Megan Hensley in Charlie Griak’s NINA OF THE WOODS, premiering at Cinequest. Photo courtesy of Cinequest.
The supernatural thriller Nina of the Woods follows a cynical reality TV crew into a forest; the struggling actress Nina (Megan Hensley) has signed on to the gig, and the shoot happens to take place where Nina grew up. This is one of those lurid shows about the supposed supernatural – sensationalizing phenomena from aliens to Sasquatch; these guys are used to creating the ILLUSION of the supernatural, not FINDING the supernatural. Everyone gets a surprise.
The show’s on-screen host Jeremy (Daniel Bielinski) is the biggest asshole, but this is mostly a jaded bunch. As the crew sneers at the working class locals, they get some truth from Eric the camera guy (Ricardo Vázquez),
These are the people who actually watch your show. Average people. This is who you do it for…. “Reality”. This is reality. Not what we do. No one would want to watch the real thing anyway. It’s too much and too boring all at the same time. Who would care?
A local backwoods guide (Shawn Patrick Boyd) is hired; he is a very serious guy who respects the menace of this particular forest. Nina, having been raised by a father with a spiritual sense of the forest, can also sense something off kilter.
Now something happens that is unexplainable on the time/space matrix. Weird shit happens, and the party happens upon more than they bargained for.
Director and co-writer Charlie Griak unsettles us without employing gore or monsters. Nothing is as unsettling as when our reality is challenged.
In 2015, Cinequest hosted the world premiere of Griak’s debut feature (The Center), a remarkably good drama about recruitment for a Scientology-like cult. Hensley played Annika in The Center.
Griak inserts file footage of old Northwest lumberjacks at work with some very cool Foley.
Cinequest hosts the world premiere of Nina of the Woods.
The very dark Czech comedy Owners sharply observes the foibles of the human personality. It’s the regular business meeting of the apartment owners association – but their deliberations about building improvements are anything but mundane, and things quickly get personal.
It’s a rich cast of characters, including:
the insufferable auditor who finds every nit and insists on picking it;
the couple that are self-selected officers, but are too disorganized to ever make a meeting on time; (this time their excuse is that the babysitter was late – yet they come in with their kids!) ; and
two slickster smoothies who are back in the Czech Republic after having made their way in the swashbuckling world of American finance.
It’s all a vortex of past neighborly grievances and self-interest. From the outset, one owner offers his services (I have a little company“) for everything from locksmithing to boiler repair – but his game is only the most naked. Everyone, it turns out, has an agenda. But most hold their cards close to their vests in this poker game of a negotiation.

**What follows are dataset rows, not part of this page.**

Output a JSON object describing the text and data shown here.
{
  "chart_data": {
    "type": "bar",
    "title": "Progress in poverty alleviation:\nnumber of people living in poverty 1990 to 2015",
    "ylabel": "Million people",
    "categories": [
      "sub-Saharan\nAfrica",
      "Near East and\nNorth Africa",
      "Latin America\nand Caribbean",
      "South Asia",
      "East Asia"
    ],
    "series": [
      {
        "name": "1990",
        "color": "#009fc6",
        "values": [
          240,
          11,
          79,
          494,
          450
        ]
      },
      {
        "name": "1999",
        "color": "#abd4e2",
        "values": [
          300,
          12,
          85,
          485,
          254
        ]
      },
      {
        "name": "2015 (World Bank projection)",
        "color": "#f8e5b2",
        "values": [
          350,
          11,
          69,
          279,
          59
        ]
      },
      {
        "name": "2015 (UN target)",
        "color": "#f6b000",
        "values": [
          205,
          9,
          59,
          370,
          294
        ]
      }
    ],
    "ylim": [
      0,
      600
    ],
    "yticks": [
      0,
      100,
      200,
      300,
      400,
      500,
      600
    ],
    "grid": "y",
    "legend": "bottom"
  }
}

It all results in multiple epic meltdowns.
OWNERS
It’s unexpected that this comes to mind from an Eastern European film, but Owners’ jaundiced view of human nature matches that of America’s greatest author – Mark Twain. As if Twain were time-traveled to the modern Czech Republic. One of the owner sagely avers that a “conflict of Pinterest” exists.
One element of human nature seems to be that it is easier to accept and trust the unfamiliar than it is the same folks you’ve been squabbling with for years.

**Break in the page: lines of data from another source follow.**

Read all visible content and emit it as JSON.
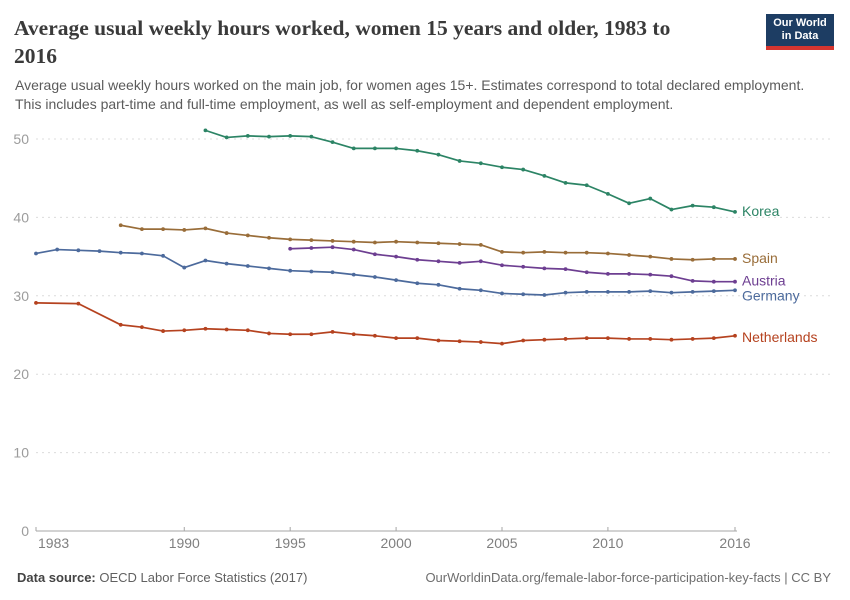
{
  "header": {
    "title_line1": "Average usual weekly hours worked, women 15 years and older, 1983 to",
    "title_line2": "2016",
    "logo": {
      "line1": "Our World",
      "line2": "in Data",
      "bg": "#1d3d63",
      "accent": "#d5352f"
    }
  },
  "subtitle": "Average usual weekly hours worked on the main job, for women ages 15+. Estimates correspond to total declared employment. This includes part-time and full-time employment, as well as self-employment and dependent employment.",
  "footer": {
    "datasource_label": "Data source:",
    "datasource_value": " OECD Labor Force Statistics (2017)",
    "link": "OurWorldinData.org/female-labor-force-participation-key-facts | CC BY"
  },
  "chart_data": {
    "type": "line",
    "title": "Average usual weekly hours worked, women 15 years and older, 1983 to 2016",
    "xlabel": "",
    "ylabel": "",
    "xlim": [
      1983,
      2016
    ],
    "ylim": [
      0,
      50
    ],
    "xticks": [
      1983,
      1990,
      1995,
      2000,
      2005,
      2010,
      2016
    ],
    "yticks": [
      0,
      10,
      20,
      30,
      40,
      50
    ],
    "grid": "horizontal-dashed",
    "legend_position": "labels-at-line-ends",
    "marker": "point",
    "series": [
      {
        "name": "Korea",
        "color": "#2c8465",
        "label_dy": 0,
        "points": [
          [
            1991,
            51.1
          ],
          [
            1992,
            50.2
          ],
          [
            1993,
            50.4
          ],
          [
            1994,
            50.3
          ],
          [
            1995,
            50.4
          ],
          [
            1996,
            50.3
          ],
          [
            1997,
            49.6
          ],
          [
            1998,
            48.8
          ],
          [
            1999,
            48.8
          ],
          [
            2000,
            48.8
          ],
          [
            2001,
            48.5
          ],
          [
            2002,
            48.0
          ],
          [
            2003,
            47.2
          ],
          [
            2004,
            46.9
          ],
          [
            2005,
            46.4
          ],
          [
            2006,
            46.1
          ],
          [
            2007,
            45.3
          ],
          [
            2008,
            44.4
          ],
          [
            2009,
            44.1
          ],
          [
            2010,
            43.0
          ],
          [
            2011,
            41.8
          ],
          [
            2012,
            42.4
          ],
          [
            2013,
            41.0
          ],
          [
            2014,
            41.5
          ],
          [
            2015,
            41.3
          ],
          [
            2016,
            40.7
          ]
        ]
      },
      {
        "name": "Spain",
        "color": "#996d39",
        "label_dy": 0,
        "points": [
          [
            1987,
            39.0
          ],
          [
            1988,
            38.5
          ],
          [
            1989,
            38.5
          ],
          [
            1990,
            38.4
          ],
          [
            1991,
            38.6
          ],
          [
            1992,
            38.0
          ],
          [
            1993,
            37.7
          ],
          [
            1994,
            37.4
          ],
          [
            1995,
            37.2
          ],
          [
            1996,
            37.1
          ],
          [
            1997,
            37.0
          ],
          [
            1998,
            36.9
          ],
          [
            1999,
            36.8
          ],
          [
            2000,
            36.9
          ],
          [
            2001,
            36.8
          ],
          [
            2002,
            36.7
          ],
          [
            2003,
            36.6
          ],
          [
            2004,
            36.5
          ],
          [
            2005,
            35.6
          ],
          [
            2006,
            35.5
          ],
          [
            2007,
            35.6
          ],
          [
            2008,
            35.5
          ],
          [
            2009,
            35.5
          ],
          [
            2010,
            35.4
          ],
          [
            2011,
            35.2
          ],
          [
            2012,
            35.0
          ],
          [
            2013,
            34.7
          ],
          [
            2014,
            34.6
          ],
          [
            2015,
            34.7
          ],
          [
            2016,
            34.7
          ]
        ]
      },
      {
        "name": "Austria",
        "color": "#6d3e91",
        "label_dy": 0,
        "points": [
          [
            1995,
            36.0
          ],
          [
            1996,
            36.1
          ],
          [
            1997,
            36.2
          ],
          [
            1998,
            35.9
          ],
          [
            1999,
            35.3
          ],
          [
            2000,
            35.0
          ],
          [
            2001,
            34.6
          ],
          [
            2002,
            34.4
          ],
          [
            2003,
            34.2
          ],
          [
            2004,
            34.4
          ],
          [
            2005,
            33.9
          ],
          [
            2006,
            33.7
          ],
          [
            2007,
            33.5
          ],
          [
            2008,
            33.4
          ],
          [
            2009,
            33.0
          ],
          [
            2010,
            32.8
          ],
          [
            2011,
            32.8
          ],
          [
            2012,
            32.7
          ],
          [
            2013,
            32.5
          ],
          [
            2014,
            31.9
          ],
          [
            2015,
            31.8
          ],
          [
            2016,
            31.8
          ]
        ]
      },
      {
        "name": "Germany",
        "color": "#4c6a9c",
        "label_dy": 6,
        "points": [
          [
            1983,
            35.4
          ],
          [
            1984,
            35.9
          ],
          [
            1985,
            35.8
          ],
          [
            1986,
            35.7
          ],
          [
            1987,
            35.5
          ],
          [
            1988,
            35.4
          ],
          [
            1989,
            35.1
          ],
          [
            1990,
            33.6
          ],
          [
            1991,
            34.5
          ],
          [
            1992,
            34.1
          ],
          [
            1993,
            33.8
          ],
          [
            1994,
            33.5
          ],
          [
            1995,
            33.2
          ],
          [
            1996,
            33.1
          ],
          [
            1997,
            33.0
          ],
          [
            1998,
            32.7
          ],
          [
            1999,
            32.4
          ],
          [
            2000,
            32.0
          ],
          [
            2001,
            31.6
          ],
          [
            2002,
            31.4
          ],
          [
            2003,
            30.9
          ],
          [
            2004,
            30.7
          ],
          [
            2005,
            30.3
          ],
          [
            2006,
            30.2
          ],
          [
            2007,
            30.1
          ],
          [
            2008,
            30.4
          ],
          [
            2009,
            30.5
          ],
          [
            2010,
            30.5
          ],
          [
            2011,
            30.5
          ],
          [
            2012,
            30.6
          ],
          [
            2013,
            30.4
          ],
          [
            2014,
            30.5
          ],
          [
            2015,
            30.6
          ],
          [
            2016,
            30.7
          ]
        ]
      },
      {
        "name": "Netherlands",
        "color": "#b5421f",
        "label_dy": 2,
        "points": [
          [
            1983,
            29.1
          ],
          [
            1985,
            29.0
          ],
          [
            1987,
            26.3
          ],
          [
            1988,
            26.0
          ],
          [
            1989,
            25.5
          ],
          [
            1990,
            25.6
          ],
          [
            1991,
            25.8
          ],
          [
            1992,
            25.7
          ],
          [
            1993,
            25.6
          ],
          [
            1994,
            25.2
          ],
          [
            1995,
            25.1
          ],
          [
            1996,
            25.1
          ],
          [
            1997,
            25.4
          ],
          [
            1998,
            25.1
          ],
          [
            1999,
            24.9
          ],
          [
            2000,
            24.6
          ],
          [
            2001,
            24.6
          ],
          [
            2002,
            24.3
          ],
          [
            2003,
            24.2
          ],
          [
            2004,
            24.1
          ],
          [
            2005,
            23.9
          ],
          [
            2006,
            24.3
          ],
          [
            2007,
            24.4
          ],
          [
            2008,
            24.5
          ],
          [
            2009,
            24.6
          ],
          [
            2010,
            24.6
          ],
          [
            2011,
            24.5
          ],
          [
            2012,
            24.5
          ],
          [
            2013,
            24.4
          ],
          [
            2014,
            24.5
          ],
          [
            2015,
            24.6
          ],
          [
            2016,
            24.9
          ]
        ]
      }
    ]
  }
}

Owners also comments on the post-Communist Czech Republic, with the gripes of the old commie holdovers and the onslaught of the new American-style capitalists. The old system didn’t work for everybody, and neither does the new one.
Owners is adapted from a play, and kinda like a funny 12 Angry Men, has a claustrophobic feeling from its containment in the conference room.
Owners has been recognized at this year’s best Czech film. Cinequest hosts the North American premiere of Owners. Make sure that you stay through the closing credits.